Doctors and hospitals pass higher malpractice premiums to patients. In hopes of avoiding potential law suits, doctors practice defensive medicine, and hospitals reduce efficiencies by imposing stifling documentation requirements on employees and the medical staff. Likewise these costs transferred to patients, but do little to fend off plaintiff attorneys.


Many physicians at one time or another have been the target of a frivolous law suit or been subjected to the travails of contentious litigation. The only party who consistently benefits from the current system is the trial lawyer. It is time to abandon the adversarial model in favor of a more civil, collaborative approach between the litigants rather than the traditional gauntlet which is time consuming, emotionally draining, expensive, and capricious.


In frustration with the present system and hoping to discourage malicious law suits, physicians often advocate “loser pays” scenarios and laws which facilitate punishment for attorneys who initiate meritless litigation. Appealing as these may seem, it is a political non starter. Improving the process must receive support from the legal community and insure harmed patients are guaranteed their right to compensation as a result of actual malpractice.

Alternate Dispute Resolution (ADR) is a process which employs mediation and arbitration to settle legal disputes and offers a fresh approach to deal with medical malpractice suits. From the outset ADR allows both parties, with the assistance of an attorney or judge who is well versed with medical issues, to participate in formulating a mutually acceptable solution. Every effort is made to dispense with the emotional component of the case which easily distracts the litigants and unnecessarily prolongs the process. It dispenses with jurors, who are often selected for their malleability instead of their ability to understand complex medical problems. It avoids judges whose varying abilities and motivations can lead to unfair verdicts. The goal is clear: at the conclusion of the dispute neither party may be completely satisfied with the result, but resolution is comparatively swift and fair.

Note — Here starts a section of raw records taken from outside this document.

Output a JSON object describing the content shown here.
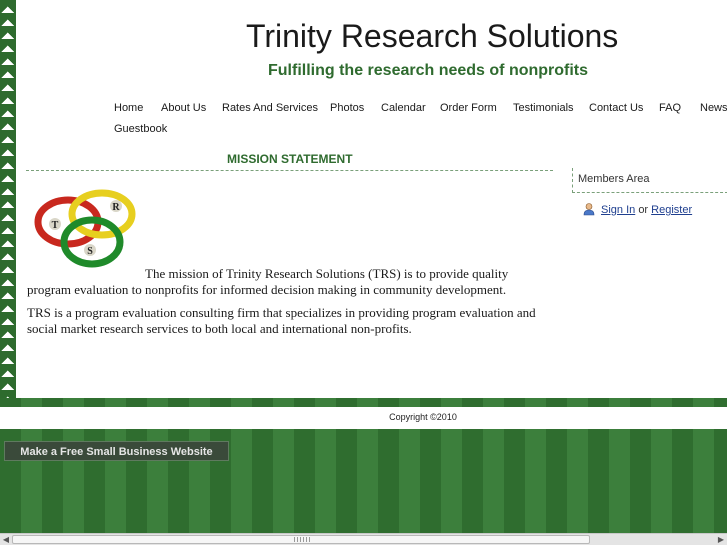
{
  "header": {
    "site_title": "Trinity Research Solutions",
    "tagline": "Fulfilling the research needs of nonprofits"
  },
  "nav": {
    "items": [
      "Home",
      "About Us",
      "Rates And Services",
      "Photos",
      "Calendar",
      "Order Form",
      "Testimonials",
      "Contact Us",
      "FAQ",
      "News",
      "Guestbook"
    ]
  },
  "main": {
    "section_title": "MISSION STATEMENT",
    "logo_letters": [
      "T",
      "R",
      "S"
    ],
    "paragraph1": "The mission of Trinity Research Solutions (TRS) is to provide quality program evaluation to nonprofits for informed decision making in community development.",
    "paragraph2": "TRS is a program evaluation consulting firm that specializes in providing program evaluation  and social market research services to both local and international non-profits."
  },
  "members": {
    "title": "Members Area",
    "sign_in": "Sign In",
    "or": "or",
    "register": "Register"
  },
  "footer": {
    "copyright": "Copyright ©2010",
    "make_site_button": "Make a Free Small Business Website"
  },
  "scrollbar": {
    "left_arrow": "◀",
    "right_arrow": "▶"
  },
  "colors": {
    "brand_green": "#2f6b2f",
    "link_blue": "#1f3f8f"
  }
}
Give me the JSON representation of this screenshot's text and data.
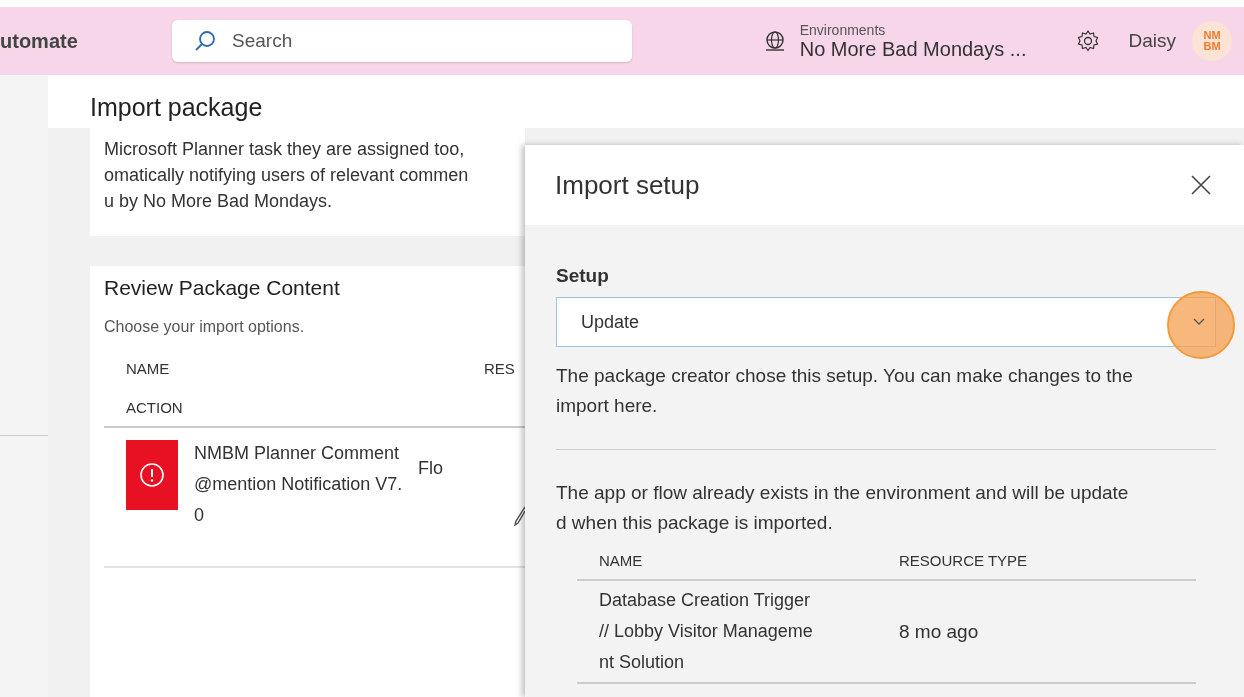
{
  "header": {
    "app_name": "utomate",
    "search": {
      "placeholder": "Search"
    },
    "environment": {
      "label": "Environments",
      "value": "No More Bad Mondays ..."
    },
    "user": {
      "name": "Daisy",
      "avatar": "NMBM"
    }
  },
  "page": {
    "title": "Import package",
    "description_lines": [
      "Microsoft Planner task they are assigned too,",
      "omatically notifying users of relevant commen",
      "u by No More Bad Mondays."
    ],
    "review": {
      "title": "Review Package Content",
      "subtitle": "Choose your import options.",
      "columns": [
        "NAME",
        "RES",
        "ACTION"
      ],
      "rows": [
        {
          "name": "NMBM Planner Comment @mention Notification V7.0",
          "type": "Flo",
          "kind": "error"
        }
      ]
    }
  },
  "panel": {
    "title": "Import setup",
    "setup_label": "Setup",
    "setup_value": "Update",
    "highlight": true,
    "note": "The package creator chose this setup. You can make changes to the import here.",
    "info": "The app or flow already exists in the environment and will be updated when this package is imported.",
    "columns": [
      "NAME",
      "RESOURCE TYPE"
    ],
    "rows": [
      {
        "name": "Database Creation Trigger // Lobby Visitor Management Solution",
        "type": "8 mo ago"
      }
    ]
  }
}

The bold first step to revamp the system requires anyone who receives medical care paid through a government funded program such as Medicaid or Medicare and non paying patients to accept mandatory ADR in case of alleged malpractice. As a precedent, the Kaiser Permanente company stipulates its patients reconcile disputes in this manner.


Dealing with commercially insured patients presents a different circumstance, since private resources are spent to access medical care. In this case the medical insurance carrier offers the insured patient a choice between a less expensive policy which requires ADR or a more expensive conventional policy which makes no stipulation how potential disputes will be handled. There are distinct advantages of the ADR plan for physicians, patients, health insurance companies, malpractice insurance carriers, hospitals, and the court system:


  • Physicians’ and hospital malpractice rates will drop as potential exposure falls accordingly. As the system becomes more widely accepted, physicians will be less inclined to practice defensive medicine.
  • Patients’ insurance premiums will fall due to physicians ordering fewer medically unnecessary tests and medications, and hospitals regaining operational efficiencies.
  • Health insurance company expenses for patient services eventually will drop as physician discipline is reestablished.
  • Malpractice insurance company payouts will reflect a less hostile and volatile legal environment.
  • Trial lawyers’ preeminence will give way to attorneys and judges who resolve disputes through ADR.
  • The over burdened court system will be relieved of most malpractice cases which will be settled in other venues.


Even the indefatigable rabbit of television commercial fame has limitations, and those who buy the product are not so naive to believe any process or machine can operate indefinitely. The medical malpractice industry, which operates with virtual impunity and benefits a few at the expense of many, needs to rejoin a universe where common sense and sane conflict resolution are the rule.